Miss Betty's hand had fallen from Crailey's breast where Tom's took its place. She rose unsteadily to her feet and pushed back the hair from her forehead, shivering convulsively as she looked down at the motionless figure on the sofa.
"Crailey!" said Tom, in the same angry, shaking voice. "Crailey, you've got to rouse yourself! This won't do; you've got to be a man! Crailey!"
He was trying to force the brandy through the tightly clenched teeth. "
Crailey! "
"Crailey!" whispered Miss Betty, leaning. heavily on the back of a chair.
"Crailey?" She looked at Mrs. Tanberry with vague interrogation, but Mrs.
Tanberry did not understand.
"Crailey!"
It was then that Crailey's eyelids fluttered and slowly opened; and his wandering glance, dull at first, slowly grew clear and twinkling as it rested on the ashy, stricken face of his best friend.
"Tom," he said, feebly, "it was worth the price, to wear your clothes just once!"
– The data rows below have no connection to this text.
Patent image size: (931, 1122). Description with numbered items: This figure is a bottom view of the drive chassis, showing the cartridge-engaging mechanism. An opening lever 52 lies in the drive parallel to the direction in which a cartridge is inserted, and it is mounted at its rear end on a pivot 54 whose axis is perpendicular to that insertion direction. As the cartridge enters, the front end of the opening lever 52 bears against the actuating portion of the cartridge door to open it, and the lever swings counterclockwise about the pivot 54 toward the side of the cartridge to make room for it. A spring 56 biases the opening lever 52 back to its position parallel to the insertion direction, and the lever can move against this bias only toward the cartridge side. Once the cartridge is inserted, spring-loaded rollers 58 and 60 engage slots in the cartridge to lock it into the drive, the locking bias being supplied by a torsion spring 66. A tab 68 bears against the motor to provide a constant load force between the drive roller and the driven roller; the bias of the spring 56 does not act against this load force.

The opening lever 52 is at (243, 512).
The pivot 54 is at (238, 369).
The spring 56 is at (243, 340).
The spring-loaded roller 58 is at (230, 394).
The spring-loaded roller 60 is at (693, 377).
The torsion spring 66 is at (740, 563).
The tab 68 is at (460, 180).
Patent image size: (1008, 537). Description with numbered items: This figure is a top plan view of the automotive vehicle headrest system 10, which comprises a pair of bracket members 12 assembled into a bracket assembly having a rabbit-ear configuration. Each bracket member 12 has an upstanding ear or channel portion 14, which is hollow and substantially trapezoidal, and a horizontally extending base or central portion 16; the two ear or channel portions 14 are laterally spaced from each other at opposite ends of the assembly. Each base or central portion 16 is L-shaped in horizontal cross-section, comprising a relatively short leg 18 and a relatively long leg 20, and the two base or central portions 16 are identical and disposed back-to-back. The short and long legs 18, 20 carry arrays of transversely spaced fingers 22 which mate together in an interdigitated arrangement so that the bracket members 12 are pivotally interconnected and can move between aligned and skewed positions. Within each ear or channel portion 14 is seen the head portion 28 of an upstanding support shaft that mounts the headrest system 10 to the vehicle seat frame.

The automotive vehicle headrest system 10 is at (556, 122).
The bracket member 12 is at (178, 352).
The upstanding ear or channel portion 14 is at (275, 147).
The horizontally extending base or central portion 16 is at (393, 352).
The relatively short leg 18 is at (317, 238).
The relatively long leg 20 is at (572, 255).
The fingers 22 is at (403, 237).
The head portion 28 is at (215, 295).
And then, at last, Miss Betty saw and understood. For not the honest gentleman, whom everyone except Robert Carewe held in esteem and af- fection, not her father's enemy, Vanrevel, lay before her with the death- wound in his breast for her sake, but that other--Crailey Gray, the ne'er- do-weel and light-o'-love, Crailey Gray, wit, poet, and scapegrace, the well-beloved town scamp.
He saw that she knew, and, as his brightening eyes wandered up to her, he smiled faintly. "Even a bad dog likes to have his day," he whispered.